Student Joseph Ravichandran, a co-lead author of the paper describing the flaw. The paper will be presented at participants at the International Symposium on Computer Architecture on the 18th of June.

“When the pointer-based authentication system was first introduced in the first place, a broad category of bugs was made much more difficult to use to attack. Since PACMAN making these vulnerabilities more severe, the total attack area could become significantly greater,” Ravichandran added.

In addition, since the researchers employed an exploit for microarchitecture to circumvent the PAC security measure, there isn’t a method to “patch” the vulnerability of the vulnerability since it’s actually wired into the chip. The exploit is able to only be used in conjunction with another exploit in software. It isn’t able to perform anything on its own.

Analysis: This isn’t good however, is it?

Although this could be an issue that is serious and it could be however, it doesn’t mean all users’ newly-released MacBook Air is open to any cyber-gang looking to steal bitcoin of users.

The exploit for hardware that researchers employed in this instance is similar to Spectre and Meltdown vulnerabilities that were found in a few Intel chips.
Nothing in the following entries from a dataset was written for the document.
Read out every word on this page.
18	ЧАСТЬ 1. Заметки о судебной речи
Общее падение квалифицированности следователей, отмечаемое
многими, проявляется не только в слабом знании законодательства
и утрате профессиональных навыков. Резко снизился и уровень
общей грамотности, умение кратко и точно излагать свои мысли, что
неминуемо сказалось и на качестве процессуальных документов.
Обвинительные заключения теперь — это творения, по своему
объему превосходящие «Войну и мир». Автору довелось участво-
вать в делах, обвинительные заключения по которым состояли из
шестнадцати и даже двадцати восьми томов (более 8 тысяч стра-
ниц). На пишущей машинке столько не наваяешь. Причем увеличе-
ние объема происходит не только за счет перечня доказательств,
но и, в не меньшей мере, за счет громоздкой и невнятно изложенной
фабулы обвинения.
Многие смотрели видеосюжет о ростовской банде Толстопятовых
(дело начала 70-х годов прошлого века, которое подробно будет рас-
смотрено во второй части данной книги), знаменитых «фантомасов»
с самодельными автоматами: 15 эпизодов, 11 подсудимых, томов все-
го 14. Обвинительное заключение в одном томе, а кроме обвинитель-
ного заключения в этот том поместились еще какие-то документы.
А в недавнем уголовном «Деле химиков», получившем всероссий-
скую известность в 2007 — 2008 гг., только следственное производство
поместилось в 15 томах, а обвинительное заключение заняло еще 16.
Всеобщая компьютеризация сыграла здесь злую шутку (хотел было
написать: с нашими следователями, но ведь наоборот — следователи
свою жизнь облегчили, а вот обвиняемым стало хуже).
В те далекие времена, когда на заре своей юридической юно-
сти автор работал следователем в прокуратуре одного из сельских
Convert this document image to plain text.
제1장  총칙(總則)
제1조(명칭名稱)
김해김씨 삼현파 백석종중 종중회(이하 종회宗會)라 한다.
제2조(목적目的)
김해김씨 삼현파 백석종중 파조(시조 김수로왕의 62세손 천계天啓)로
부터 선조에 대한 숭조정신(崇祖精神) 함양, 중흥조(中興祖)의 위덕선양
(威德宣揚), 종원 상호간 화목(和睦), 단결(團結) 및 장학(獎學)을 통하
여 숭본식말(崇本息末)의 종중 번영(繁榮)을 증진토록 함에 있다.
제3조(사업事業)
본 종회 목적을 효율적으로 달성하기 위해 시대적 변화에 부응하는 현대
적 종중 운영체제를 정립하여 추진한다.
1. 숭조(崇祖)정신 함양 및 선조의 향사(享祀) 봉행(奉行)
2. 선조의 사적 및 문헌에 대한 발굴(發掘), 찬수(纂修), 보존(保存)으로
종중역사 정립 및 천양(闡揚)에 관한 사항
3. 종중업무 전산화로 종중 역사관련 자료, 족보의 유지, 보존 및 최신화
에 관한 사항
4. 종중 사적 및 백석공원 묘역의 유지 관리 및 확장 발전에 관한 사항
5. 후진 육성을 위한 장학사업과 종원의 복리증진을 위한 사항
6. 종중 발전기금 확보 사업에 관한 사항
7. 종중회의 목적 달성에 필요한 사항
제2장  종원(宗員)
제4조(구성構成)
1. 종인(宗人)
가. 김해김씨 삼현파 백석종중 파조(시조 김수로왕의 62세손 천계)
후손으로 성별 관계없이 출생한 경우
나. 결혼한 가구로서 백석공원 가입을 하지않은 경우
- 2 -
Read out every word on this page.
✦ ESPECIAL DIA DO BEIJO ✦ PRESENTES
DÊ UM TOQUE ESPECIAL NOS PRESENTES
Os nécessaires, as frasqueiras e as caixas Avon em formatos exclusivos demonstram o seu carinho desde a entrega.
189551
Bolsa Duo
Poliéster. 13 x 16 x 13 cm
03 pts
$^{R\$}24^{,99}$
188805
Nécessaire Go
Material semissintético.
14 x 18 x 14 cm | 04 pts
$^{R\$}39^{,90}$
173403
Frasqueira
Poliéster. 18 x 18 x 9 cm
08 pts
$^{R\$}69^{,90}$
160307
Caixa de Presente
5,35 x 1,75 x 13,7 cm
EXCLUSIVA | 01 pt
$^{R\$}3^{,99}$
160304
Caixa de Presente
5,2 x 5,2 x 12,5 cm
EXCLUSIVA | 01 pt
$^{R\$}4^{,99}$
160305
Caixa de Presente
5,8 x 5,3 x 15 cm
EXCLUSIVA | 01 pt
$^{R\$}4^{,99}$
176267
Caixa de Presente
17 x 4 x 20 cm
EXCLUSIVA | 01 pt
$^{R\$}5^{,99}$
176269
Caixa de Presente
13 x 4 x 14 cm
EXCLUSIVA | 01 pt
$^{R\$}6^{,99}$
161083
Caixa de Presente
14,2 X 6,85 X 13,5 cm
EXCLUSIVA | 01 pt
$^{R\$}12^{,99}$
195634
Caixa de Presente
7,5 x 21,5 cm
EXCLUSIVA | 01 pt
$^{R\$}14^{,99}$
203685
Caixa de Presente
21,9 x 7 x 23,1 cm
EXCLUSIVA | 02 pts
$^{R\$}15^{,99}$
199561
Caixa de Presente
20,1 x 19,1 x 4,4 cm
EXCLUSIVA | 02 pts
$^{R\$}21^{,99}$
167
While these were issues but it didn’t end all computer systems.

The reality is that the majority of people aren’t worthy of a cybercriminal’s time. Why risk your laptop when someone else can secure an oil pipeline to extort million of dollars?

Additionally this, the PAC attack targets the final defense of M1 chips (and not only M1-based chips but any processor with ARM technology that utilizes the PAC protection measure. This is affecting certain Qualcomm or Samsung chips too).

“We wish to express our gratitude to the researchers for their cooperation since this proof of principle helps us understand these methods,” an Apple spokesperson spoke to TechRadar.

“Based on our research and the information we received from the researchers, we’ve concluded that this issue doesn’t pose any immediate danger for our users and is not sufficient to override the security measures of operating systems by itself.”

This doesn’t mean an exploit isn’t possible however, it implies that the exploit must be able to go beyond every other security feature within the system. Apple is fairly secure in the way they are.

Therefore, while we’re confident that Apple will address this issue in its chips in the near future, Apple M1 users don’t necessarily have to worry about this vulnerability, particularly in the event that they adopt other safety precautions to prevent it.